Express & Star comment: Issues at Labour are a sad stain
It seems that hardly a day goes by without Tom Watson being accused of mounting a coup designed to oust Jeremy Corbyn as Labour leader.
His calls for a second referendum and challenges to the Labour leadership over bullying and anti-Semitism are seen by many on the hard-left as part of some sort of grand plan to bring Mr Corbyn’s reign crashing down.
The reality is that Mr Corbyn is doing a sterling job of reducing his own time at the helm, chiefly through a series of appallingly handled issues that stain the modern day Labour Party.
Whether you agree with him or not, Mr Watson has clearly decided that it is his role to serve as a voice of common sense within the party, amongst an increasingly rabid bunch that worship at his leader’s altar.
The latest mark of shame against Labour concerns the decision to expel Alastair Campbell.
The King of Spin under Tony Blair, Mr Campbell certainly polarises opinion both inside the party and out.

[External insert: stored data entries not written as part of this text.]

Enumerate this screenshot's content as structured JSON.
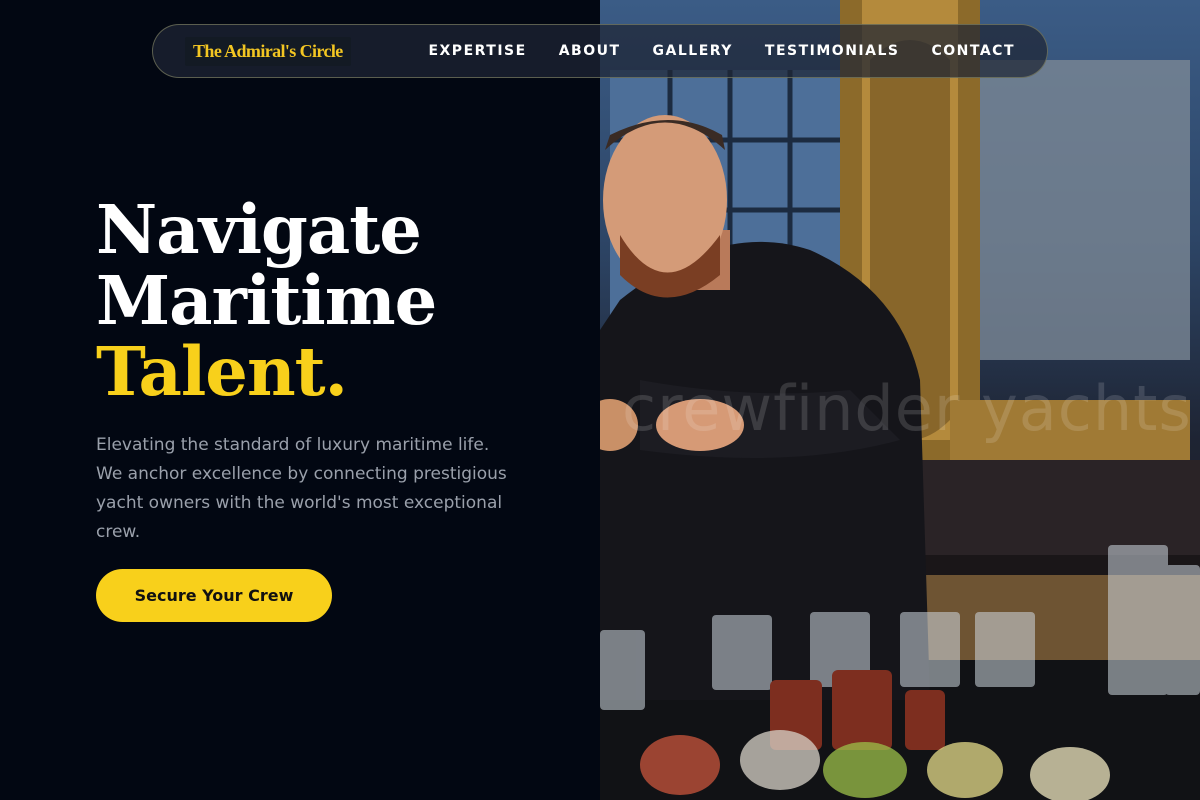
{
  "nav": {
    "logo": "The Admiral's Circle",
    "links": [
      "EXPERTISE",
      "ABOUT",
      "GALLERY",
      "TESTIMONIALS",
      "CONTACT"
    ]
  },
  "hero": {
    "line1": "Navigate",
    "line2": "Maritime",
    "line3": "Talent.",
    "subtitle": "Elevating the standard of luxury maritime life. We anchor excellence by connecting prestigious yacht owners with the world's most exceptional crew.",
    "cta": "Secure Your Crew"
  },
  "photo": {
    "watermark": "crewfinder yachts"
  },
  "colors": {
    "accent": "#f8d01b",
    "background": "#020712",
    "muted_text": "#9aa0ab"
  }
}
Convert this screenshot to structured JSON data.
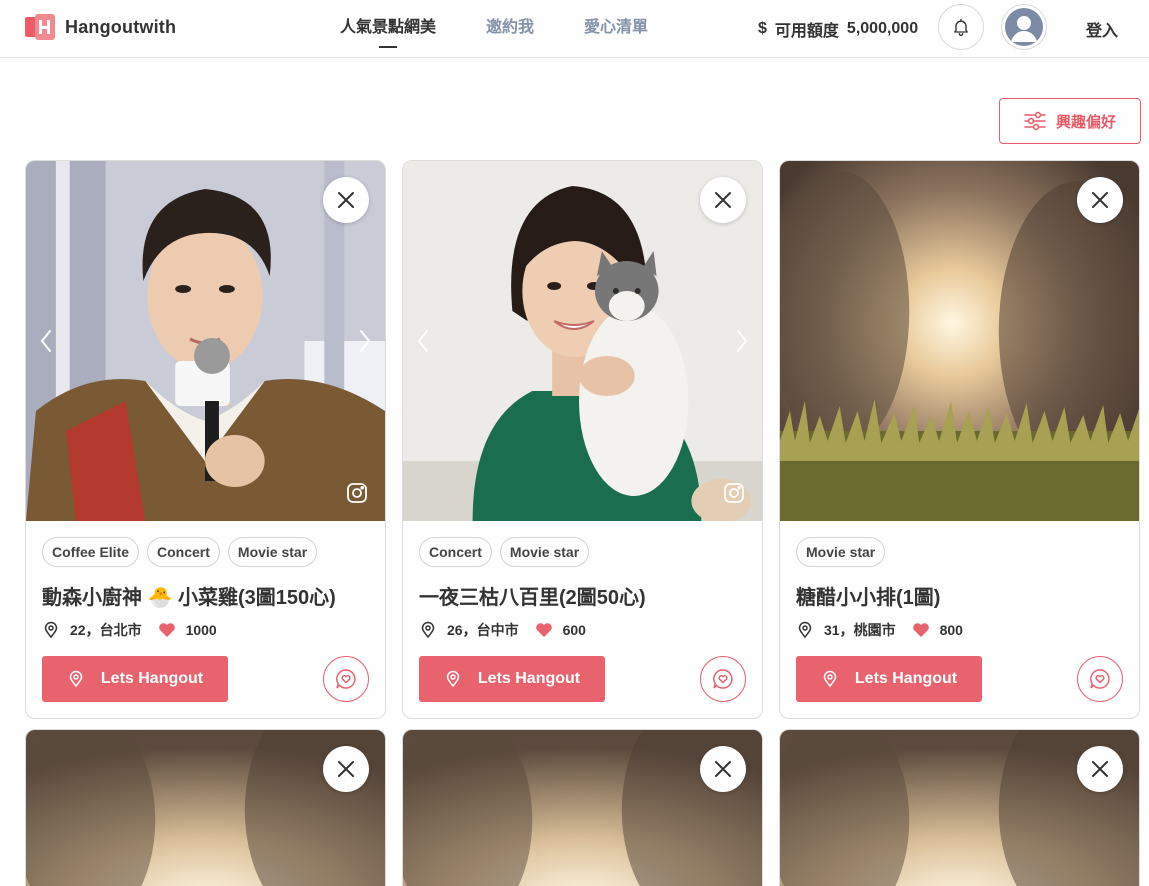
{
  "header": {
    "brand": "Hangoutwith",
    "nav": [
      {
        "label": "人氣景點網美",
        "active": true
      },
      {
        "label": "邀約我",
        "active": false
      },
      {
        "label": "愛心清單",
        "active": false
      }
    ],
    "credit_symbol": "$",
    "credit_label": "可用額度",
    "credit_value": "5,000,000",
    "login_label": "登入"
  },
  "filter_label": "興趣偏好",
  "cards": [
    {
      "tags": [
        "Coffee Elite",
        "Concert",
        "Movie star"
      ],
      "title": "動森小廚神 🐣 小菜雞(3圖150心)",
      "location": "22，台北市",
      "likes": "1000",
      "button_label": "Lets Hangout"
    },
    {
      "tags": [
        "Concert",
        "Movie star"
      ],
      "title": "一夜三枯八百里(2圖50心)",
      "location": "26，台中市",
      "likes": "600",
      "button_label": "Lets Hangout"
    },
    {
      "tags": [
        "Movie star"
      ],
      "title": "糖醋小小排(1圖)",
      "location": "31，桃園市",
      "likes": "800",
      "button_label": "Lets Hangout"
    }
  ],
  "colors": {
    "accent": "#e8636e",
    "nav_inactive": "#8593a8",
    "text": "#333333"
  }
}
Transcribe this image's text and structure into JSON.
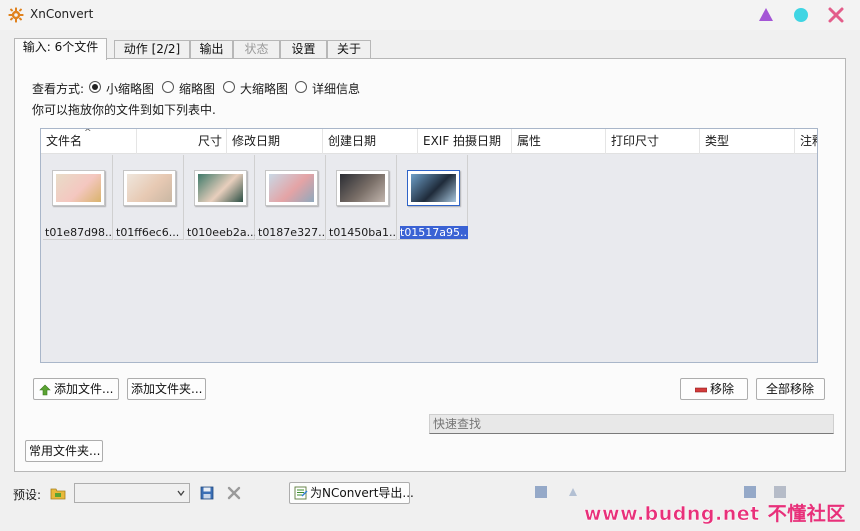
{
  "window": {
    "title": "XnConvert"
  },
  "tabs": [
    {
      "label": "输入: 6个文件",
      "active": true,
      "disabled": false
    },
    {
      "label": "动作 [2/2]",
      "active": false,
      "disabled": false
    },
    {
      "label": "输出",
      "active": false,
      "disabled": false
    },
    {
      "label": "状态",
      "active": false,
      "disabled": true
    },
    {
      "label": "设置",
      "active": false,
      "disabled": false
    },
    {
      "label": "关于",
      "active": false,
      "disabled": false
    }
  ],
  "view_mode": {
    "label": "查看方式:",
    "options": [
      {
        "label": "小缩略图",
        "checked": true
      },
      {
        "label": "缩略图",
        "checked": false
      },
      {
        "label": "大缩略图",
        "checked": false
      },
      {
        "label": "详细信息",
        "checked": false
      }
    ]
  },
  "hint": "你可以拖放你的文件到如下列表中.",
  "file_list": {
    "sort_indicator": "^",
    "columns": [
      "文件名",
      "尺寸",
      "修改日期",
      "创建日期",
      "EXIF 拍摄日期",
      "属性",
      "打印尺寸",
      "类型",
      "注释"
    ],
    "files": [
      {
        "name": "t01e87d98...",
        "selected": false,
        "colors": [
          "#e8dcc8",
          "#f4c7c0",
          "#d9b36c"
        ]
      },
      {
        "name": "t01ff6ec6...",
        "selected": false,
        "colors": [
          "#efe6dc",
          "#e7c9b3",
          "#c9b7a3"
        ]
      },
      {
        "name": "t010eeb2a...",
        "selected": false,
        "colors": [
          "#3f7a6a",
          "#e8cfbd",
          "#2b4f44"
        ]
      },
      {
        "name": "t0187e327...",
        "selected": false,
        "colors": [
          "#c9d8e5",
          "#e4a3a5",
          "#8fa9bd"
        ]
      },
      {
        "name": "t01450ba1...",
        "selected": false,
        "colors": [
          "#2b2d33",
          "#7a6f68",
          "#c2b6ae"
        ]
      },
      {
        "name": "t01517a95...",
        "selected": true,
        "colors": [
          "#6e9fc8",
          "#1f2b3a",
          "#a7c6de"
        ]
      }
    ]
  },
  "buttons": {
    "add_files": "添加文件...",
    "add_folder": "添加文件夹...",
    "remove": "移除",
    "remove_all": "全部移除",
    "common_folders": "常用文件夹...",
    "export_nconvert": "为NConvert导出..."
  },
  "search": {
    "placeholder": "快速查找"
  },
  "bottom": {
    "preset_label": "预设:",
    "preset_value": ""
  },
  "watermark": {
    "url": "www.budng.net",
    "cn": "不懂社区"
  }
}
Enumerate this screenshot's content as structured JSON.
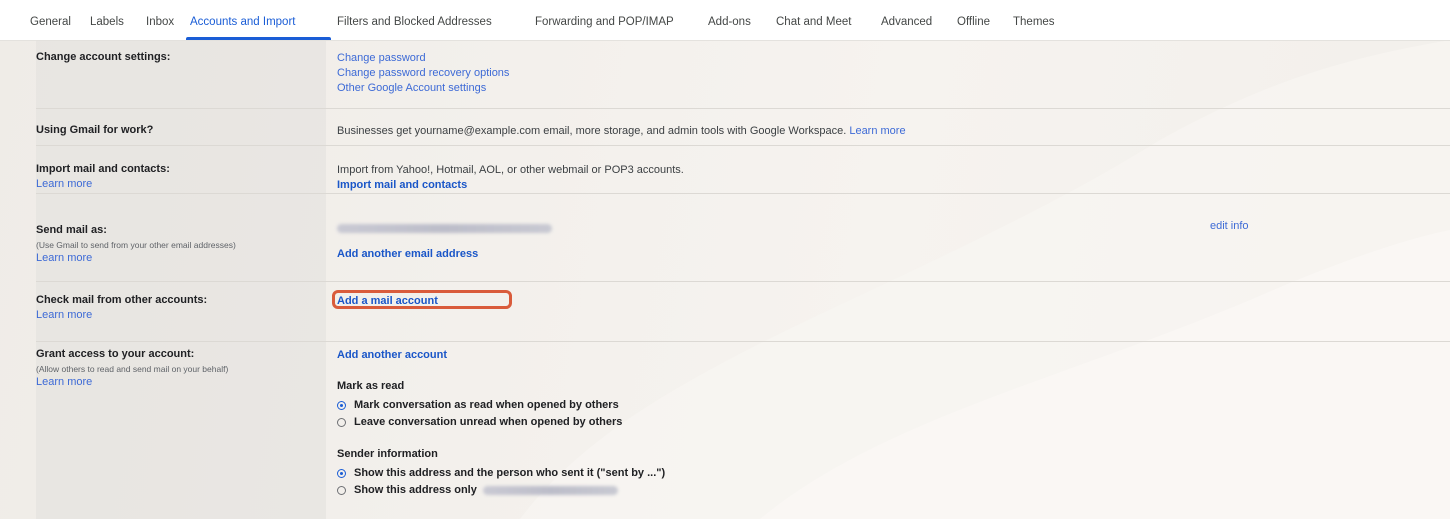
{
  "tabs": [
    {
      "label": "General"
    },
    {
      "label": "Labels"
    },
    {
      "label": "Inbox"
    },
    {
      "label": "Accounts and Import"
    },
    {
      "label": "Filters and Blocked Addresses"
    },
    {
      "label": "Forwarding and POP/IMAP"
    },
    {
      "label": "Add-ons"
    },
    {
      "label": "Chat and Meet"
    },
    {
      "label": "Advanced"
    },
    {
      "label": "Offline"
    },
    {
      "label": "Themes"
    }
  ],
  "active_tab": "Accounts and Import",
  "common": {
    "learn_more": "Learn more"
  },
  "sections": {
    "change_account": {
      "label": "Change account settings:",
      "links": [
        "Change password",
        "Change password recovery options",
        "Other Google Account settings"
      ]
    },
    "gmail_for_work": {
      "label": "Using Gmail for work?",
      "text": "Businesses get yourname@example.com email, more storage, and admin tools with Google Workspace.",
      "link": "Learn more"
    },
    "import_mail": {
      "label": "Import mail and contacts:",
      "text": "Import from Yahoo!, Hotmail, AOL, or other webmail or POP3 accounts.",
      "action": "Import mail and contacts"
    },
    "send_mail_as": {
      "label": "Send mail as:",
      "sublabel": "(Use Gmail to send from your other email addresses)",
      "edit": "edit info",
      "action": "Add another email address"
    },
    "check_mail": {
      "label": "Check mail from other accounts:",
      "action": "Add a mail account"
    },
    "grant_access": {
      "label": "Grant access to your account:",
      "sublabel": "(Allow others to read and send mail on your behalf)",
      "action": "Add another account",
      "mark_as_read": {
        "title": "Mark as read",
        "options": [
          {
            "label": "Mark conversation as read when opened by others",
            "checked": true
          },
          {
            "label": "Leave conversation unread when opened by others",
            "checked": false
          }
        ]
      },
      "sender_info": {
        "title": "Sender information",
        "options": [
          {
            "label": "Show this address and the person who sent it (\"sent by ...\")",
            "checked": true
          },
          {
            "label": "Show this address only",
            "checked": false
          }
        ]
      }
    }
  },
  "colors": {
    "accent": "#1a5dd6",
    "link": "#3d6ad6",
    "highlight": "#d95b3b"
  }
}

Yet the swiftness of his exclusion – for admitting he had voted for the Lib Dems in the European elections – raises an awful lot of questions.
It is further evidence of how Labour’s disciplinary process has become an absolute shambles under Mr Corbyn.
Members accused of making the most horrendous anti-Semitic comments are given short suspensions or get away without sanction.
Moderate Labour MPs have been bullied and subjected to vile personal insults, often while the perpetrators walk away scot-free.
As West Midlands MP Jess Phillips pointed out, Mr Campbell was expelled while a Holocaust denier in her constituency was only suspended.
In his conference speech in 2015, Mr Corbyn called for an end to the abuse, insisting that his leadership would be synonymous with a “kinder politics”. Few were fooled by him then, and four years down the line his words come across as some kind of macabre joke.
Today’s Labour Party is ruthless when it comes to dealing with anyone who dares to take Mr Corbyn to task, but those who spread the hate-fuelled politics of the hard-left are protected.
Labour is as much a broad church today as it always has been.
It is just that any detractors from Project Corbyn are increasingly finding themselves locked outside.